Headaches or new changes in your headache pattern are a strong reason to go to see your doctor.

heart problems

Both hypercalcemia and anemia can cause symptoms such as a fast or irregular heartbeat. If the heart problems are caused by hypercalcemia, the chances of developing it are severe, and you may have a heart attack or go into a coma. Severe anemia can cause chest pain and shortness of breath.

Swelling of the face, neck, or arms

When the superior vena cava is suffocated by a tumor, blood from the upper parts of your body has nowhere else to go. 

Your neck, arms, and face may swell from the extra fluid that's waiting.
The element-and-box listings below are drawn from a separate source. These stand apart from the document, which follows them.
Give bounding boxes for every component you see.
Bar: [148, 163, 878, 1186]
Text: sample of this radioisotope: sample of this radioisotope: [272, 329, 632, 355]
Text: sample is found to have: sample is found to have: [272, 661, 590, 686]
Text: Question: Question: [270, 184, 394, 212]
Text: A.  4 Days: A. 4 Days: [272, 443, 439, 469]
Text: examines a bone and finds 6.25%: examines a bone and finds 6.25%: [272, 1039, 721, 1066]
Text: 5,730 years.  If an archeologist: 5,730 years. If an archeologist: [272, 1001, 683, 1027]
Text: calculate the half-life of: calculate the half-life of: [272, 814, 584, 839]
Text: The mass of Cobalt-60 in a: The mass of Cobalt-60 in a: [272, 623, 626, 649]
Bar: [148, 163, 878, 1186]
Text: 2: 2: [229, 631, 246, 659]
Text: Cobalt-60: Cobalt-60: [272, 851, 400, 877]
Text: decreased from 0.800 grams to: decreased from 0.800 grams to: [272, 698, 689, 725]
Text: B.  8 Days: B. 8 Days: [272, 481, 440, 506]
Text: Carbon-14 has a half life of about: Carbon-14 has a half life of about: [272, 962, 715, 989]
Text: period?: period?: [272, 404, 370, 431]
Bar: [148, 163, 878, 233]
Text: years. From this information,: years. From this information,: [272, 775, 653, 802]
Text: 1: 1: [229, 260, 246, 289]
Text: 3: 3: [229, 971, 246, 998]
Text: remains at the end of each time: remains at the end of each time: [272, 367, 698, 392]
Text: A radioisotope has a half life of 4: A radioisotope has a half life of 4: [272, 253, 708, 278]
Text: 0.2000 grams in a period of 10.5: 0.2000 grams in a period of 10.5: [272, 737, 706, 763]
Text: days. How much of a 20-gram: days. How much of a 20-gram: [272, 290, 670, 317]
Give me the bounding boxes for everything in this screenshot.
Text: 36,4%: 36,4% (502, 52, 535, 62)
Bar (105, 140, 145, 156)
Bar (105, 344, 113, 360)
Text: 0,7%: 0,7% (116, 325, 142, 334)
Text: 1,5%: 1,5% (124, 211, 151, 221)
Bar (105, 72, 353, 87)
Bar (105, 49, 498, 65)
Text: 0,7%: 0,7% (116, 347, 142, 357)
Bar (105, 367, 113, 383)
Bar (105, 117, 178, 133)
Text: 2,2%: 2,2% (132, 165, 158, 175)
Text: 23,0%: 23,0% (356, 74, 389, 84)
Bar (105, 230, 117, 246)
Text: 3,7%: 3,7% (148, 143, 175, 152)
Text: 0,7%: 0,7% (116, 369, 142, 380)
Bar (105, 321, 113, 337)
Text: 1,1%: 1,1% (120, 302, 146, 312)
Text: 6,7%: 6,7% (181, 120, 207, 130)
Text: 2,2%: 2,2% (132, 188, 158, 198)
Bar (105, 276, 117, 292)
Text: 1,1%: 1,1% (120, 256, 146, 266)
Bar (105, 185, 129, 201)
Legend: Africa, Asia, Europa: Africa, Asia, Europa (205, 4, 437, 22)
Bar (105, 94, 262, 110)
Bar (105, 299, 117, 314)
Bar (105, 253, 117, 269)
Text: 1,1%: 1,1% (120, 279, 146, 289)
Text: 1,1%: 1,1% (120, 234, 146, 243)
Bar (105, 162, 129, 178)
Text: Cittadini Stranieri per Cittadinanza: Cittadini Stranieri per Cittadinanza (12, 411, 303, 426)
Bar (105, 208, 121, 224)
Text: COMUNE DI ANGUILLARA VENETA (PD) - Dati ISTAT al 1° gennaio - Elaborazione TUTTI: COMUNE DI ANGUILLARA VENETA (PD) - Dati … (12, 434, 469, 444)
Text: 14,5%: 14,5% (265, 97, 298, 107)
You may also notice a bluish-red skin tone on your chest.

Weakness and pain

When lung cancer spreads (metastasizes), cells often travel to your bones through your bloodstream and form new tumors or lesions. These lesions usually damage your bones, making them more fragile and painful. 

The mineral imbalance caused by hypercalcemia can weaken and harm you. 

If the cancer affects the nervous system, it may weaken muscles so that you have difficulty speaking or swallowing, which is a symptom of lung cancer.

Blood clots: DVT and PE

A person with lung cancer is more likely to develop blood clots in their legs or arms (called deep venous thrombosis) and lungs (pulmonary embolism). 

We don't know exactly why. 

Cancer can cause inflammation that leads to the clotting process, or chemicals from the tumor itself may cause clots. 

Your doctor may do tests if you have a blood clot and other symptoms of cancer, such as unexplained weight loss.